O grau de escolaridade talvez seja a variável socioeconômica de maior destaque, visto que na amostra entrevistada evidenciou-se uma concentração de pacientes na faixa entre ensino fundamental incompleto e ensino fundamental completo, e por ter estabelecido relações significativas com menor renda mensal, menor conhecimento da doença e maior isolamento social. As relações estabelecidas entre esses fatores psicossociais criam um contexto social desfavorável, prejudicando o enfrentamento da doença.
Esse contexto social desfavorável associado à falta de acompanhamento psicológico, de terapêuticas individualizadas, de programas de prevenção primária e secundária e de centros de reabilitação são pontos fortes para o insucesso no tratamento. O grau de escolaridade é um fator psicossocial importante, que interfere negativa ou positivamente nos atos do indivíduo, além de conferir ou não possibilidades de acesso a melhor status socioeconômico, e facilitar o acesso ao conhecimento e à compreensão da doença, permitindo maior liberdade de escolha sobre as mudanças a serem incorporadas em sua vida, e atribuindo-lhe responsabilidade sobre seus atos e consequências desses atos no que diz respeito à doença e o tratamento; no caso da SCA, atribui maior controle sobre os fatores de risco, evitando novos eventos isquêmicos(21).
Não foi estabelecida uma relação estatisticamente significativa das variáveis estudadas com a presença de sintomas depressivos na amostra, no entanto foi possível observar paralelamente correlações entre aspectos negativos e isolamento social, que causam prejuízo para adesão ao tratamento e a adoção de um novo estilo de vida (21-27).
A família deve estar envolvida nesse momento de recuperação, mas não deve ser encorajado aos familiares cuidados excessivos e desnecessários para que o paciente não se sinta incapaz para retornar às atividades de vida diária. Todas as mudanças de hábitos podem ser estimuladas pelo grupo familiar como a cessação do fumo, a mudança dos hábitos alimentares e a prática de exercícios, e devem ser acompanhadas por um profissional habilitado (28-31).
Os resultados do presente estudo são corroborados por outros estudos de mesmo tema e têm alto impacto para prática clínica, ao demonstrar que, apesar da depressão ter sido considerada como fator de risco para um segundo evento isquêmico por piorar a adesão ao tratamento e às mudanças dos hábitos de vida, este fato pode estar sendo negligenciado.
Este é um problema multifatorial. Envolve políticas públicas de saúde e educação. As estratégias desenvolvidas devem ser baseadas no contexto socioeconômico e cultural da população, na tentativa de modificar a realidade e alcançar as mudanças necessárias para manutenção da saúde.

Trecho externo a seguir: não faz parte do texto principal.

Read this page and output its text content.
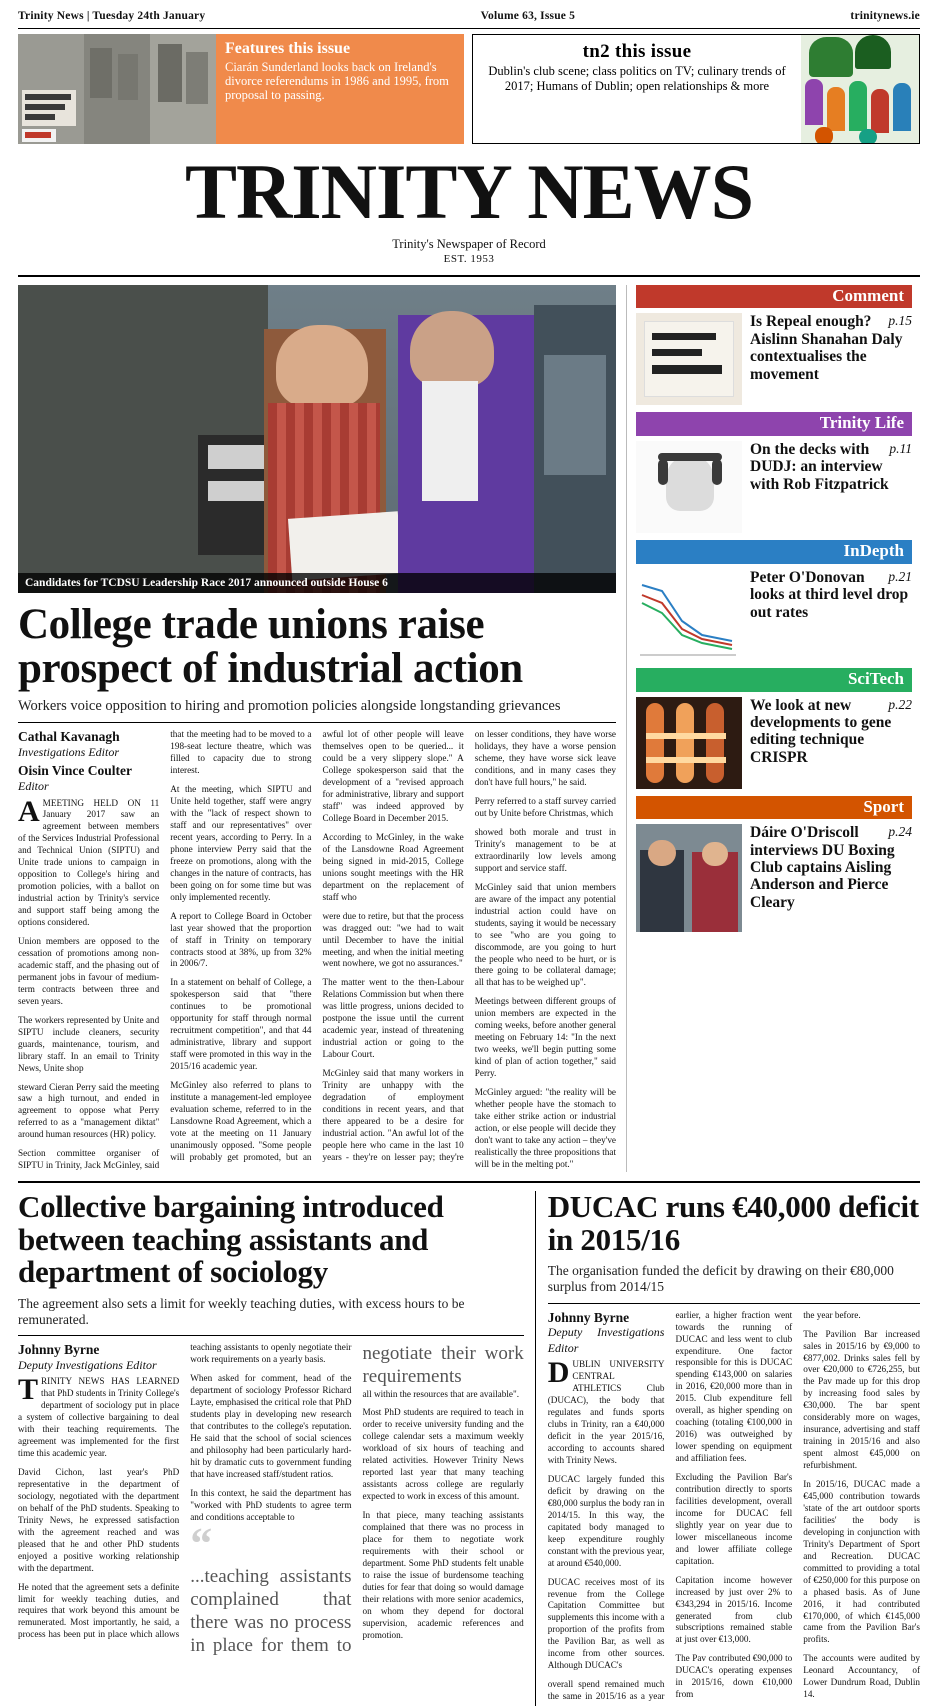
Trinity News | Tuesday 24th January	Volume 63, Issue 5	trinitynews.ie
Features this issue
Ciarán Sunderland looks back on Ireland's divorce referendums in 1986 and 1995, from proposal to passing.
tn2 this issue
Dublin's club scene; class politics on TV; culinary trends of 2017; Humans of Dublin; open relationships & more
TRINITY NEWS
Trinity's Newspaper of Record
EST. 1953
Candidates for TCDSU Leadership Race 2017 announced outside House 6
College trade unions raise prospect of industrial action
Workers voice opposition to hiring and promotion policies alongside longstanding grievances
Cathal Kavanagh
Investigations Editor
Oisin Vince Coulter
Editor

AMEETING HELD ON 11 January 2017 saw an agreement between members of the Services Industrial Professional and Technical Union (SIPTU) and Unite trade unions to campaign in opposition to College's hiring and promotion policies, with a ballot on industrial action by Trinity's service and support staff being among the options considered.

Union members are opposed to the cessation of promotions among non-academic staff, and the phasing out of permanent jobs in favour of medium-term contracts between three and seven years.

The workers represented by Unite and SIPTU include cleaners, security guards, maintenance, tourism, and library staff. In an email to Trinity News, Unite shop

steward Cieran Perry said the meeting saw a high turnout, and ended in agreement to oppose what Perry referred to as a "management diktat" around human resources (HR) policy.

Section committee organiser of SIPTU in Trinity, Jack McGinley, said that the meeting had to be moved to a 198-seat lecture theatre, which was filled to capacity due to strong interest.

At the meeting, which SIPTU and Unite held together, staff were angry with the "lack of respect shown to staff and our representatives" over recent years, according to Perry. In a phone interview Perry said that the freeze on promotions, along with the changes in the nature of contracts, has been going on for some time but was only implemented recently.

A report to College Board in October last year showed that the proportion of staff in Trinity on temporary contracts stood at 38%, up from 32% in 2006/7.

In a statement on behalf of College, a spokesperson said that "there continues to be promotional opportunity for staff through normal recruitment competition", and that 44 administrative, library and support staff were promoted in this way in the 2015/16 academic year.

McGinley also referred to plans to institute a management-led employee evaluation scheme, referred to in the Lansdowne Road Agreement, which a vote at the meeting on 11 January unanimously opposed. "Some people will probably get promoted, but an awful lot of other people will leave themselves open to be queried... it could be a very slippery slope." A College spokesperson said that the development of a "revised approach for administrative, library and support staff" was indeed approved by College Board in December 2015.

According to McGinley, in the wake of the Lansdowne Road Agreement being signed in mid-2015, College unions sought meetings with the HR department on the replacement of staff who

were due to retire, but that the process was dragged out: "we had to wait until December to have the initial meeting, and when the initial meeting went nowhere, we got no assurances."

The matter went to the then-Labour Relations Commission but when there was little progress, unions decided to postpone the issue until the current academic year, instead of threatening industrial action or going to the Labour Court.

McGinley said that many workers in Trinity are unhappy with the degradation of employment conditions in recent years, and that there appeared to be a desire for industrial action. "An awful lot of the people here who came in the last 10 years - they're on lesser pay; they're on lesser conditions, they have worse holidays, they have a worse pension scheme, they have worse sick leave conditions, and in many cases they don't have full hours," he said.

Perry referred to a staff survey carried out by Unite before Christmas, which

showed both morale and trust in Trinity's management to be at extraordinarily low levels among support and service staff.

McGinley said that union members are aware of the impact any potential industrial action could have on students, saying it would be necessary to see "who are you going to discommode, are you going to hurt the people who need to be hurt, or is there going to be collateral damage; all that has to be weighed up".

Meetings between different groups of union members are expected in the coming weeks, before another general meeting on February 14: "In the next two weeks, we'll begin putting some kind of plan of action together," said Perry.

McGinley argued: "the reality will be whether people have the stomach to take either strike action or industrial action, or else people will decide they don't want to take any action – they've realistically the three propositions that will be in the melting pot."

Comment
p.15
Is Repeal enough? Aislinn Shanahan Daly contextualises the movement
Trinity Life
p.11
On the decks with DUDJ: an interview with Rob Fitzpatrick
InDepth
p.21
Peter O'Donovan looks at third level drop out rates
SciTech
p.22
We look at new developments to gene editing technique CRISPR
Sport
p.24
Dáire O'Driscoll interviews DU Boxing Club captains Aisling Anderson and Pierce Cleary
Collective bargaining introduced between teaching assistants and department of sociology
The agreement also sets a limit for weekly teaching duties, with excess hours to be remunerated.
Johnny Byrne
Deputy Investigations Editor

TRINITY NEWS HAS LEARNED that PhD students in Trinity College's department of sociology put in place a system of collective bargaining to deal with their teaching requirements. The agreement was implemented for the first time this academic year.

David Cichon, last year's PhD representative in the department of sociology, negotiated with the department on behalf of the PhD students. Speaking to Trinity News, he expressed satisfaction with the agreement reached and was pleased that he and other PhD students enjoyed a positive working relationship with the department.

He noted that the agreement sets a definite limit for weekly teaching duties, and requires that work beyond this amount be remunerated. Most importantly, he said, a process has been put in place which allows teaching assistants to openly negotiate their work requirements on a yearly basis.

When asked for comment, head of the department of sociology Professor Richard Layte, emphasised the critical role that PhD students play in developing new research that contributes to the college's reputation. He said that the school of social sciences and philosophy had been particularly hard-hit by dramatic cuts to government funding that have increased staff/student ratios.

In this context, he said the department has "worked with PhD students to agree term and conditions acceptable to

“
...teaching assistants complained that there was no process in place for them to negotiate their work requirements

all within the resources that are available".

Most PhD students are required to teach in order to receive university funding and the college calendar sets a maximum weekly workload of six hours of teaching and related activities. However Trinity News reported last year that many teaching assistants across college are regularly expected to work in excess of this amount.

In that piece, many teaching assistants complained that there was no process in place for them to negotiate work requirements with their school or department. Some PhD students felt unable to raise the issue of burdensome teaching duties for fear that doing so would damage their relations with more senior academics, on whom they depend for doctoral supervision, academic references and promotion.

DUCAC runs €40,000 deficit in 2015/16
The organisation funded the deficit by drawing on their €80,000 surplus from 2014/15
Johnny Byrne
Deputy Investigations Editor

DUBLIN UNIVERSITY CENTRAL ATHLETICS Club (DUCAC), the body that regulates and funds sports clubs in Trinity, ran a €40,000 deficit in the year 2015/16, according to accounts shared with Trinity News.

DUCAC largely funded this deficit by drawing on the €80,000 surplus the body ran in 2014/15. In this way, the capitated body managed to keep expenditure roughly constant with the previous year, at around €540,000.

DUCAC receives most of its revenue from the College Capitation Committee but supplements this income with a proportion of the profits from the Pavilion Bar, as well as income from other sources. Although DUCAC's

overall spend remained much the same in 2015/16 as a year earlier, a higher fraction went towards the running of DUCAC and less went to club expenditure. One factor responsible for this is DUCAC spending €143,000 on salaries in 2016, €20,000 more than in 2015. Club expenditure fell overall, as higher spending on coaching (totaling €100,000 in 2016) was outweighed by lower spending on equipment and affiliation fees.

Excluding the Pavilion Bar's contribution directly to sports facilities development, overall income for DUCAC fell slightly year on year due to lower miscellaneous income and lower affiliate college capitation.

Capitation income however increased by just over 2% to €343,294 in 2015/16. Income generated from club subscriptions remained stable at just over €13,000.

The Pav contributed €90,000 to DUCAC's operating expenses in 2015/16, down €10,000 from

the year before.

The Pavilion Bar increased sales in 2015/16 by €9,000 to €877,002. Drinks sales fell by over €20,000 to €726,255, but the Pav made up for this drop by increasing food sales by €30,000. The bar spent considerably more on wages, insurance, advertising and staff training in 2015/16 and also spent almost €45,000 on refurbishment.

In 2015/16, DUCAC made a €45,000 contribution towards 'state of the art outdoor sports facilities' the body is developing in conjunction with Trinity's Department of Sport and Recreation. DUCAC committed to providing a total of €250,000 for this purpose on a phased basis. As of June 2016, it had contributed €170,000, of which €145,000 came from the Pavilion Bar's profits.

The accounts were audited by Leonard Accountancy, of Lower Dundrum Road, Dublin 14.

O perfil da amostra do estudo evidenciou um grupo de adultos masculinos, casados, com média de idade de 60 anos, empregados, com baixo grau de escolaridade e baixa renda mensal.
Todos os pacientes da amostra apresentaram algum grau de sintomas depressivos com prevalência de sintomas leves a moderados evidenciados pela aplicação do BDI.

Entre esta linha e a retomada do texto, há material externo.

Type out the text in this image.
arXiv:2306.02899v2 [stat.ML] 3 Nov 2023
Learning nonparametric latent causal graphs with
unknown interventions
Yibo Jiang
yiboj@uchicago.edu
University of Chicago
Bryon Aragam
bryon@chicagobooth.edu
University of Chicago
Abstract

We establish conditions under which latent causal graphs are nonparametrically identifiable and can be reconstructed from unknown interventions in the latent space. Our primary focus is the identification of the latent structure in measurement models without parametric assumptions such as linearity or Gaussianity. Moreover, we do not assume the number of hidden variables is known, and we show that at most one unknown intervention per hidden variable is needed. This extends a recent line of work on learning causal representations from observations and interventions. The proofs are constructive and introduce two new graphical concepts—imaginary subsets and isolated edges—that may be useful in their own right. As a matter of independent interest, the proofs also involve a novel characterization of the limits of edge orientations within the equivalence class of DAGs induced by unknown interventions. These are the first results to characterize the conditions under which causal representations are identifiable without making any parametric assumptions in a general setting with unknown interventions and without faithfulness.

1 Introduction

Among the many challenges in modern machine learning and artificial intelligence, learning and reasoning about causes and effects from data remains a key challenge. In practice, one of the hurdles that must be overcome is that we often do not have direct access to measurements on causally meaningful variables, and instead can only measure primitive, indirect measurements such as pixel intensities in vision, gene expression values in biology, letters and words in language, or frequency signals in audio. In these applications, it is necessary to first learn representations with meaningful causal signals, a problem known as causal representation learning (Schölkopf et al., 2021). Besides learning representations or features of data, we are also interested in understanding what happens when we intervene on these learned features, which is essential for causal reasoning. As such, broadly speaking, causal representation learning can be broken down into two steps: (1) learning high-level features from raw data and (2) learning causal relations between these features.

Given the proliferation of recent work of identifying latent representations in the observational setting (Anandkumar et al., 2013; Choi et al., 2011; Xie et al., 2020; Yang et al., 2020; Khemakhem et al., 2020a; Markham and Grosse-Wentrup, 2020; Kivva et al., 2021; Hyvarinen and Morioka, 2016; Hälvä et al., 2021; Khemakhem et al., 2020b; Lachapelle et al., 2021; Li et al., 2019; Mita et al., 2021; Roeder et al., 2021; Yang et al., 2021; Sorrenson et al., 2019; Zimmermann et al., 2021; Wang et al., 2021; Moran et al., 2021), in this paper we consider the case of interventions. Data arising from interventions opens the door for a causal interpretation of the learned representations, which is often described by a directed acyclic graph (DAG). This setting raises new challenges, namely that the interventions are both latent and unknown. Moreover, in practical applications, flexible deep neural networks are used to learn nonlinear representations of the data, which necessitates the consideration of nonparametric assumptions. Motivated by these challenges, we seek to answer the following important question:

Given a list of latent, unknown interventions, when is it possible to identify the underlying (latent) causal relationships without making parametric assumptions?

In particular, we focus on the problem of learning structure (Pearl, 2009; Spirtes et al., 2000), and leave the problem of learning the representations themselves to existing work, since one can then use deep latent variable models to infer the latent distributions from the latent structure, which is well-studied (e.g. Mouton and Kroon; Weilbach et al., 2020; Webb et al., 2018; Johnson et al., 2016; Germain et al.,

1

Foi evidenciado, pelo relato dos pacientes ou pelo teste de correlação entre as variáveis, que os principais fatores que provavelmente contribuem para a manutenção dos sinais e sintomas de depressão da amostra foram: baixo grau de escolaridade, não conhecimento da doença (SCA), falta de apoio da família, isolamento social, ausência de avaliação e acompanhamento por psicólogo ou psiquiatra, e alta freqüência de aspectos negativos com evidente prejuízo da qualidade de vida.